Update your software
Regular updates to your computers can keep your antiviral services up to date. When it comes to online security, newer software is almost always better. If you are worried a new update will interfere with your business practices, having a designated IT professional on your team can inform you about risks and benefits of newer updates.
Secure your sensitive data
Making sure you have strong passwords protecting your files is crucial to keeping your data in the right hands. Know exactly who has access to your data and limit access to those who don’t need it. Keep backups in case of emergency. Taking the time to secure your sensitive data can just take a few minutes compared to the time it would take to recover the data in the event that it was lost.
Secure your router
Having a strong and private password on your Wi-Fi router. Hackers with your Wi-Fi password can gain access to the traffic running through your system.
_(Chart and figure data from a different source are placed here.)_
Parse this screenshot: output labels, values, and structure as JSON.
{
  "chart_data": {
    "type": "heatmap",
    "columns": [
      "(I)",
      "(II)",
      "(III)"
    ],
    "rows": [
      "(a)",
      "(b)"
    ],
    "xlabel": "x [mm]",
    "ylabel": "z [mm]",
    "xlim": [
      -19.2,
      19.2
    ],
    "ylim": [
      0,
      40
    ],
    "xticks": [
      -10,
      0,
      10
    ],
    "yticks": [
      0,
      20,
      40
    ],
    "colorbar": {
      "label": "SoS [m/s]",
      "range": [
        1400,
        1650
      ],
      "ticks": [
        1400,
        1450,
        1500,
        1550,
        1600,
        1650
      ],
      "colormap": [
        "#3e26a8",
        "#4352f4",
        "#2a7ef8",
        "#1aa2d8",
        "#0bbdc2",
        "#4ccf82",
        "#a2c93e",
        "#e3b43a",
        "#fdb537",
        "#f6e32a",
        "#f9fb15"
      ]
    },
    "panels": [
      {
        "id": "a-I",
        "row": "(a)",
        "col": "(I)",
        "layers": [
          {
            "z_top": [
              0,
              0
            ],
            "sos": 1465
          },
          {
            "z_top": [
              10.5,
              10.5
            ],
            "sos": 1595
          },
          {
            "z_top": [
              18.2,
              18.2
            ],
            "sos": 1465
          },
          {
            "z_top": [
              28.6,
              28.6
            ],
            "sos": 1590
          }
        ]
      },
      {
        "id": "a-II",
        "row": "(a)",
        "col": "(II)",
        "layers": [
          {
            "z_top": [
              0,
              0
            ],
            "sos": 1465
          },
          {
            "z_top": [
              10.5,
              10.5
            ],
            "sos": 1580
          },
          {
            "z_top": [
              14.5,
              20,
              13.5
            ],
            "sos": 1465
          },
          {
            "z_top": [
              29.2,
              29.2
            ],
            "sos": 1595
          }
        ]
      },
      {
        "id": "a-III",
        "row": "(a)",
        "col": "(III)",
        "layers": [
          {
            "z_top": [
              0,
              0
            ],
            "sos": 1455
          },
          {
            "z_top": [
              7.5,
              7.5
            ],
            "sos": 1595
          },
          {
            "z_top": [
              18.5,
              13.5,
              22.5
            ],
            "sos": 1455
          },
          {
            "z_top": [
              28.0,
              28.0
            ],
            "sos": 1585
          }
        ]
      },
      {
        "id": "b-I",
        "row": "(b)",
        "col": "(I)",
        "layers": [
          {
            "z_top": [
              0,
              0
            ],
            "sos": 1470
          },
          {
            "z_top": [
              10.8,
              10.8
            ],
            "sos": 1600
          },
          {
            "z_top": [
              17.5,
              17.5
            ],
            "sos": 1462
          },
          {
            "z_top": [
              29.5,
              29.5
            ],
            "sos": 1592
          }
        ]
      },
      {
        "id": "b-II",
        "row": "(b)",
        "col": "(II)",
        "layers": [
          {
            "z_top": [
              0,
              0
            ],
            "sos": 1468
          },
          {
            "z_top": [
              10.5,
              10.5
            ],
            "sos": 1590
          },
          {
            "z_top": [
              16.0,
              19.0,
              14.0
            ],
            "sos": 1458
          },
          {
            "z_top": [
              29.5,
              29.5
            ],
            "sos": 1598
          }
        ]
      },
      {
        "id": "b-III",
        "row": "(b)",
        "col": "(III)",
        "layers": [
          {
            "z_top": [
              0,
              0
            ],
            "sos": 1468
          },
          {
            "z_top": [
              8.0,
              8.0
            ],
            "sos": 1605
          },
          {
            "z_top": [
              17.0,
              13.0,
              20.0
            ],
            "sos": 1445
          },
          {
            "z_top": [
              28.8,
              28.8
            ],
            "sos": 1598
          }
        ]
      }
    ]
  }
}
It is recommended that you change your Wi-Fi password every 6 months. If your Wi-Fi password is going to be something you give out to a large number of customers or staff, make sure it is completely unique and not at all similar to passwords to other services such as your bank or personal devices.
Teach your staff
Make sure your staff is aware of possible threats to your business. Make sure they know not to click on suspicious links or visit unsafe websites. Make sure sensitive information is not being stored on your employee’s personal devices or accounts. Ensure their passwords are secure and private. Communicate with your staff regularly about your policies on passwords, files, and data to prevent accidents.